Foto Douliery Olivier/ABACA

Processo al testosterone trumpiano

Dov'è il maschio americano? Illusioni di virilità alla Casa Bianca 

Roma. La Casa Bianca non è priva dell’elemento femminino – un’inchiesta di Annie Karni su Politico racconta che le donne sopravvissute fin qui nell’Amministrazione hanno posti e prospettive più stabili dei loro colleghi uomini, sempre pronti al licenziamento fulminante – ma la logica del potere di Donald Trump è evidentemente un intrigo mascolino. La gestione del potere procede per scontri fra maschi alfa, capibranco che segnano il territorio, s’azzannano, creano e sciolgono alleanze che durano giusto il tempo di raggiungere l’obiettivo di giornata. Al sorgere del sole riparte la ferale bellum omnium contra omnes. Ci sono varie modalità di affermare la propria mascolinità nel regno di Trumplandia. C’è Steve Bannon che aleggia silenzioso dietro le quinte con fare da Rasputin, c’è Anthony Scaramucci che sbraitando con un giornalista si prende la briga di spiegare che lui “non si succhia il cazzo da solo”, un contraltare da fascia protetta del famoso “grab by the pussy” indicato da Trump come metodo di rapporto preferenziale con il gentil sesso, c’è uno stuolo di generali che con divisa e mascelle in tensione trasmette quel senso di autorità marziale necessario a una Casa Bianca altrimenti immersa nel caos.

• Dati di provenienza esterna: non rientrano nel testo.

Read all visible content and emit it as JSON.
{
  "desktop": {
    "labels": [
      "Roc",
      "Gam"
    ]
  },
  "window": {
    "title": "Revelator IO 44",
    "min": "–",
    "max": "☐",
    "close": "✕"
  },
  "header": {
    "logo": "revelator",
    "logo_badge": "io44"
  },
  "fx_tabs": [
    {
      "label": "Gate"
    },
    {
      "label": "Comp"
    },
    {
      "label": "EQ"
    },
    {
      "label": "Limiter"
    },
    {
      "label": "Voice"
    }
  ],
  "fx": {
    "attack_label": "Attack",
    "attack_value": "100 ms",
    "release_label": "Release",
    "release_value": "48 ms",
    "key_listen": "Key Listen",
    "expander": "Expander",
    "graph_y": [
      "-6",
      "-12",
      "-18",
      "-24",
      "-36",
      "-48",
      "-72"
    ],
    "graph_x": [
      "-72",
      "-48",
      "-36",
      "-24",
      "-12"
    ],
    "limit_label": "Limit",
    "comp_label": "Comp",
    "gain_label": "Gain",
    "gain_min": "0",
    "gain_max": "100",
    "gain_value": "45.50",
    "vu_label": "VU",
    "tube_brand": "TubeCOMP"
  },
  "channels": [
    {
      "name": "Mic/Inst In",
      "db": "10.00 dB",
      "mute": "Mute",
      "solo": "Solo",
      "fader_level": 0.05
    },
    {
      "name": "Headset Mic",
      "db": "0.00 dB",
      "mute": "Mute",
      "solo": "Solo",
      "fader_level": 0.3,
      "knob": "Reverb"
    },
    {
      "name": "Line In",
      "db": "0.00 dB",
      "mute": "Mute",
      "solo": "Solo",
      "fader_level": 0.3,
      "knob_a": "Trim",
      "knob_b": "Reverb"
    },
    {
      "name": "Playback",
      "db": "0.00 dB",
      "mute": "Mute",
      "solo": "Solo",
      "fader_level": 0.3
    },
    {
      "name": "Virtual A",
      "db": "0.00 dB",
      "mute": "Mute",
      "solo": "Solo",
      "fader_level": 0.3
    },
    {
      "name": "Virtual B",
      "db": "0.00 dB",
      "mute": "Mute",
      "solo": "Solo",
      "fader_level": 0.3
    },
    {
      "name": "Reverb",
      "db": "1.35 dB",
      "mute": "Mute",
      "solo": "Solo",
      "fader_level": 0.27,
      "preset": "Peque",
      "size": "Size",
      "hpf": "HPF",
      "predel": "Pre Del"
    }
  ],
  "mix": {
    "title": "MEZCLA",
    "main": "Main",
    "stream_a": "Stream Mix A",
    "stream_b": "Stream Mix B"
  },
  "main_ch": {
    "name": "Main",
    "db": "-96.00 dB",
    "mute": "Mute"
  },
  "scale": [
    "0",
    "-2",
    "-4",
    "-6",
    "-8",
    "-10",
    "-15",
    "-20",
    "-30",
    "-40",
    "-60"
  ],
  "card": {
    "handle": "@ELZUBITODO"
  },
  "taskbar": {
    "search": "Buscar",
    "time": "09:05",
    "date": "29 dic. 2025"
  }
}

Jared Kushner, il meno esplicitamente belligerante fra gli uomini di Trump, regna incontrastato con forme silenziose di assertività. E’ nota la tendenza del presidente ad ammirare l’uomo forte, e le recenti tensioni politiche con il Cremlino non oscurano la preferenza estetica per il tipo putiniano, che fissa la dimensione eroica nelle iconiche cavalcate a petto nudo nella steppa. Il testosterone è il motore che muove il mondo di Trump, esibizione di presunte virtù maschili che sembravano scomparse da un orizzonte dominato da visioni androgine e genderless.

   

Harvey Mansfield, grande esegeta di Machiavelli e raro esemplare di intellettuale conservatore rimasto ad Harvard, aveva constatato anni fa la fine della “manliness”, la virilità, virtù impresentabile da eliminare dalla faccia del dibattito: “Oggi la stessa parola ‘manliness’ sembra bizzarra e obsoleta. Siamo in procinto di rendere la lingua inglese senza genere, e la ‘manliness’, la qualità propria di un genere, o piuttosto, di un sesso, sembra descrivere l’essenza del nemico che stiamo attaccando, del male che stiamo sradicando”. In apparenza, Trump e il suo clan in lotta perenne stanno ravvivando il tratto di cui il politologo lamentava la scomparsa, ma vari osservatori notano che questa superficiale rivincita della virilità è l’ennesimo bluff trumpiano. Secondo Mansfield, la caratteristica fondamentale della mascolinità è la “sicurezza in situazioni di rischio”, ma il presidente sbroglia le complicazioni con reazioni istintive, si nasconde dietro una tweetstorm roboante, mostra supremo disprezzo per il calcolo delle conseguenze delle proprie azioni e fa poco o nulla per nascondere l’incapacità di controllare la scena. Peggy Noonan sul Wall Street Journal ha scritto che “Melania è più dura di lui, con il suo stoicismo e la sua grazia, la sua autodisciplina e il desiderio di mostrare al mondo il rispetto presentandosi con dignità”. L’editorialista cita come modello vituperato da Trump l’eroe americano classico, il John Wayne silenzioso che con nerbo e coraggio s’adopera per la giustizia, attraversando senza esitazioni le peripezie che questo comporta.

   

Sul New York Times l’editorialista conservatore David Brooks ha richiamato la virtù mascolina dell’uomo antico per rimarcare il contrasto con la virilità cosmetica e bisbetica del presidente, patrono dei permalosi e di quelli che ritirano la parola data. “Il concetto della virilità della Grecia classica enfatizza certi tratti – scrive Brooks – la virtù su cui si poggia è il coraggio. L’uomo virile si espone e rischia la morte e le critiche. L’uomo virile è assertivo. Non retrocede ma si getta in ogni disputa. L’uomo virile è competitivo. Cerca il modo di competere con gli altri, per dimostrare le sue capacità e per affermarsi come il migliore. L’uomo virile è sicuro di sé. Sa il proprio valore. Ma è anche sensibile. E’ offeso se gli altri non gli concedono gli onori che gli spettano”. L’incapacità di controllarsi di Trump, la sua reattività ondivaga e l’assenza di polso sono l’opposto della virtù classica dipinta da Brooks, la sua opulenta ingordigia è in realtà il segno della debolezza di un leader che è dominato dalle circostanze quando sarebbe invece chiamato a dominarle. Alla Casa Bianca va in scena una lotta maschia, ma non è lì che si ritroverà la virilità perduta in questi tempi d’indifferenza sessuale.